One of the aspects which has already been attributed to being a cause for concern when it comes to any device's battery life, is Google's Chrome browser. Although, many of us find it very handy and integrated perfectly with our other Google's services., there is a cost with Chrome and that is usually battery power and processing ability. This is thought to be one of the reasons as to why Chrome recently announced that Chrome will have the ability to pause unimportant flash content on Chrome. The idea, pausing the use of flash on tasks where it is not needed will increase battery life or at the very least not cause Chrome to consume so much. However, this feature is still very much in the development stage and was only activated for Chrome users on the beta channel.

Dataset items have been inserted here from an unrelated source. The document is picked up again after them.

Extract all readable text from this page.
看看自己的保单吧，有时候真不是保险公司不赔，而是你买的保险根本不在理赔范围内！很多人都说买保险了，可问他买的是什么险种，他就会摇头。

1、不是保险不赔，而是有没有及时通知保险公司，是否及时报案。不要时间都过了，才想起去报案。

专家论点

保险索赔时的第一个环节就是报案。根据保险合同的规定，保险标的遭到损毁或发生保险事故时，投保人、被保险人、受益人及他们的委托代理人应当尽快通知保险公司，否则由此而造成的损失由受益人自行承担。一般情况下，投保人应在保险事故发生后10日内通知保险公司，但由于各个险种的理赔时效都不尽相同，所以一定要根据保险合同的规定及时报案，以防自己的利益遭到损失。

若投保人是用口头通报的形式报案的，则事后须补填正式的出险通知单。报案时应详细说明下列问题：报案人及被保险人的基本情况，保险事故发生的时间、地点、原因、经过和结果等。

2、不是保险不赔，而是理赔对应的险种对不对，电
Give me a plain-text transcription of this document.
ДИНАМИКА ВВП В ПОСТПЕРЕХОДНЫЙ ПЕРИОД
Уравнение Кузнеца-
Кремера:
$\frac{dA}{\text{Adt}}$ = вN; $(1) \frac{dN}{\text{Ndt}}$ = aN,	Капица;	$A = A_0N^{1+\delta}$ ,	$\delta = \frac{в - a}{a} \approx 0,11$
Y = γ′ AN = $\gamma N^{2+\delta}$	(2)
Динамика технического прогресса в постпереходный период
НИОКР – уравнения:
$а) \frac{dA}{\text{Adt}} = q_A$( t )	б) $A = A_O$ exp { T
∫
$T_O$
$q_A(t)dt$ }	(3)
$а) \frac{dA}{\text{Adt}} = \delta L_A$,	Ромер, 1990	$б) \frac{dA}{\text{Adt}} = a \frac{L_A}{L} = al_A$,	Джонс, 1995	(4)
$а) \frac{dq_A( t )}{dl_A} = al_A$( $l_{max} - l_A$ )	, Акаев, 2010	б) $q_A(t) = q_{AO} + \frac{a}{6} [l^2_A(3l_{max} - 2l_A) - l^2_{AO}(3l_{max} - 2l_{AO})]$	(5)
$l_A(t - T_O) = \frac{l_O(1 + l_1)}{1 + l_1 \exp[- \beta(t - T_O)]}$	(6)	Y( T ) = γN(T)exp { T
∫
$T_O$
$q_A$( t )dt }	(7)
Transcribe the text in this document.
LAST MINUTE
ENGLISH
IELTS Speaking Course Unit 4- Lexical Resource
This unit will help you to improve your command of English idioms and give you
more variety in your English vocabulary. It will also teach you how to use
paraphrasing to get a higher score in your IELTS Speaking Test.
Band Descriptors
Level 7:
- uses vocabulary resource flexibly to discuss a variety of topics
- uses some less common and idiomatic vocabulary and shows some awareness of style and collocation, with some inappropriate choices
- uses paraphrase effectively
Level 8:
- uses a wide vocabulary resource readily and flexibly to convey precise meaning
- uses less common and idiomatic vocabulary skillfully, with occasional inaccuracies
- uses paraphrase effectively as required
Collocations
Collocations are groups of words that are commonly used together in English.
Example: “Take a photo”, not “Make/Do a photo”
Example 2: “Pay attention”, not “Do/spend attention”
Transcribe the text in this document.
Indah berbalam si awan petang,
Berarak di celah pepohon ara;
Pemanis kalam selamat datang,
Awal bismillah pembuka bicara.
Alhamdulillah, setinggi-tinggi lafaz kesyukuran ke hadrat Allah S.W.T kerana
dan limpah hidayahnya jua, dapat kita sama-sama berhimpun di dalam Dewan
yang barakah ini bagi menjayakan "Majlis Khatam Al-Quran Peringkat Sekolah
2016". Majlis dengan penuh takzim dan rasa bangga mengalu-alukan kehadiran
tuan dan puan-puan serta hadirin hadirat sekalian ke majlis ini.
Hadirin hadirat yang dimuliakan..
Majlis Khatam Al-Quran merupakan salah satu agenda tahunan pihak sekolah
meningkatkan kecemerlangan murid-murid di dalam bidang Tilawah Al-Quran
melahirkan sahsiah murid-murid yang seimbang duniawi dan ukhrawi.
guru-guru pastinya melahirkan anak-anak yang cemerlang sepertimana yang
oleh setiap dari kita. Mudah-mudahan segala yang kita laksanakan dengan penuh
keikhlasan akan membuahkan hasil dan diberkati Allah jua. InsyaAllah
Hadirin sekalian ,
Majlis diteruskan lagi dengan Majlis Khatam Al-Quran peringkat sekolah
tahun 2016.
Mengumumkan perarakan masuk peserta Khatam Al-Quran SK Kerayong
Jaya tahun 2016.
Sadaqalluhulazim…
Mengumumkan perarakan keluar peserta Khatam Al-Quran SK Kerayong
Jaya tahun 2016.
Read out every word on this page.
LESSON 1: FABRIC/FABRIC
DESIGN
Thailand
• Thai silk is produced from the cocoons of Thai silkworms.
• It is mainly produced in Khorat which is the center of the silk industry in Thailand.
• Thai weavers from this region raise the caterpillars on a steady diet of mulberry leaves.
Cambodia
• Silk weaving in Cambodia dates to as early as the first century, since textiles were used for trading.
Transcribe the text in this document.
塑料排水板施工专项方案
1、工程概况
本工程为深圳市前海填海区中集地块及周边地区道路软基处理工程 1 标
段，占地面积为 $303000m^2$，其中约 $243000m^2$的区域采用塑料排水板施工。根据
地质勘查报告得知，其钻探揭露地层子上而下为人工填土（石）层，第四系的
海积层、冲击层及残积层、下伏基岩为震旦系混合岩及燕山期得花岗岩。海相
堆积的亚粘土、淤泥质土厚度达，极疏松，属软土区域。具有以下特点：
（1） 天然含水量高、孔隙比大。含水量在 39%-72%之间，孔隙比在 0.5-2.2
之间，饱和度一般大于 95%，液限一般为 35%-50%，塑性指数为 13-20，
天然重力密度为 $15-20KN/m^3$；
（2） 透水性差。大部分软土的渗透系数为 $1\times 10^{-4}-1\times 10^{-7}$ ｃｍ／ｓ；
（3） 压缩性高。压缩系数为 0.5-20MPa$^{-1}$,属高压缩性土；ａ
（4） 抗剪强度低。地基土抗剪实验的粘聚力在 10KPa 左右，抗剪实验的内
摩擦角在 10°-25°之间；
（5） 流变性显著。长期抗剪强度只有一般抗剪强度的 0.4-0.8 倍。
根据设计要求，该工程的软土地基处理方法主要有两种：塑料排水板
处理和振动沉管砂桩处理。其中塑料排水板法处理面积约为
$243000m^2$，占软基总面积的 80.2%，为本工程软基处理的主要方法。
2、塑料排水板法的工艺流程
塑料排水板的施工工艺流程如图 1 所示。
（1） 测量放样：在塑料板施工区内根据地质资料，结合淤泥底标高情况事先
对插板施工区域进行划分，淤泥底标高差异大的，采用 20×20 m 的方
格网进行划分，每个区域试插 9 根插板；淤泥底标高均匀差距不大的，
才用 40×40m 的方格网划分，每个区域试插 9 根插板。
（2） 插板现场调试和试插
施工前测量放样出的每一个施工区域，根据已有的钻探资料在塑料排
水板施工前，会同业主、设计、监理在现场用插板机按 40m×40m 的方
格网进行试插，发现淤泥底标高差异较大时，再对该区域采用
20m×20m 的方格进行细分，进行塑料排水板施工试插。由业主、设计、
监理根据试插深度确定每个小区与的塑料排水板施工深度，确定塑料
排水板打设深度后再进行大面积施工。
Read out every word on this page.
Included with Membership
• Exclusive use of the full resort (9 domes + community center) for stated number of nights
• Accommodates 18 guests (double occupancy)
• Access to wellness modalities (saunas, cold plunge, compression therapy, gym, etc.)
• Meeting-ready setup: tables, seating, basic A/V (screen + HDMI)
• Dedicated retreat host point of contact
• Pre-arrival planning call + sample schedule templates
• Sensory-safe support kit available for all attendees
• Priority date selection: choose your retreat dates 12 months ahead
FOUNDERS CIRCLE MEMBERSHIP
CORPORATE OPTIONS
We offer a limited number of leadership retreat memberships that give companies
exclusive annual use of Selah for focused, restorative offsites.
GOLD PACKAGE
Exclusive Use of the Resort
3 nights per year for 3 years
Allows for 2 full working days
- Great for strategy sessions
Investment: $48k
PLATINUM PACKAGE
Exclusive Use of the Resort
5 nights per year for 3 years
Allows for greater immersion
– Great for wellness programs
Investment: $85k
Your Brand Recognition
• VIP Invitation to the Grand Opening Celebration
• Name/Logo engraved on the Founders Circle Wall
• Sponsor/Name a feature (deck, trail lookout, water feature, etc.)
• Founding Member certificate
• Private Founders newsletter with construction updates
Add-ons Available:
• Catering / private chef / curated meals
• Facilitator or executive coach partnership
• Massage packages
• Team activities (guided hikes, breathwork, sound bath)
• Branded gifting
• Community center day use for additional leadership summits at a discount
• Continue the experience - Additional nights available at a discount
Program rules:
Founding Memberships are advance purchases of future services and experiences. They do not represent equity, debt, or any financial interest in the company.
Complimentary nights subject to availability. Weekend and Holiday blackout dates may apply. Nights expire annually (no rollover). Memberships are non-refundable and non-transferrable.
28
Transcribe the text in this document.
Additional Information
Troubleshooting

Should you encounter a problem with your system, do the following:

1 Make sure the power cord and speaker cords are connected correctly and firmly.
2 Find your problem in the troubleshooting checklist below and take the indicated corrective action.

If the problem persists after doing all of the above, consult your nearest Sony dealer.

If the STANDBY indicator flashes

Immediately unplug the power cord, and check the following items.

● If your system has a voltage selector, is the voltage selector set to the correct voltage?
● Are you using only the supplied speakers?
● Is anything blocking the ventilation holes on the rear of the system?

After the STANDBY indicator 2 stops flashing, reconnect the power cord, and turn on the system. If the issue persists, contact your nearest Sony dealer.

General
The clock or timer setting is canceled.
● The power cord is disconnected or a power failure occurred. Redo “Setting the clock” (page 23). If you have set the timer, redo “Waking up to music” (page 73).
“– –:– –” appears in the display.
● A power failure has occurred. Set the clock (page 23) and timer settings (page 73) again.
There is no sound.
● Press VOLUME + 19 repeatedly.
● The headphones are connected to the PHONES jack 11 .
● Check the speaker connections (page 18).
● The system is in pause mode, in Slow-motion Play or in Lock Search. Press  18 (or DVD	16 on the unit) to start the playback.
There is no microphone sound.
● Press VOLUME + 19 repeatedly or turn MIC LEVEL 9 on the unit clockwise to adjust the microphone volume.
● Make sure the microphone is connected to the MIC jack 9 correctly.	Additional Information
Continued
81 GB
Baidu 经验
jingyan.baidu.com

Well, in a post on the subject of Chrome, Chrome engineer, Peter Kasting has been advising that they are and will continue to work hard to make Chrome run more efficiently in the future. In the blog post, Kasting admits that Chrome has struggled in the past to be more battery-friendly, and most notably on Macs, where it performs far worse than Safari does. Although, the post does not explain any specific details on what can be expected in the coming weeks or months, Kasting does at least highlight some cases which show that Chrome is being proved upon and starting to demand fewer wakeups. Kasting ends the post by explaining that the improvements to Chrome (with an emphasis on battery hogging) will continue.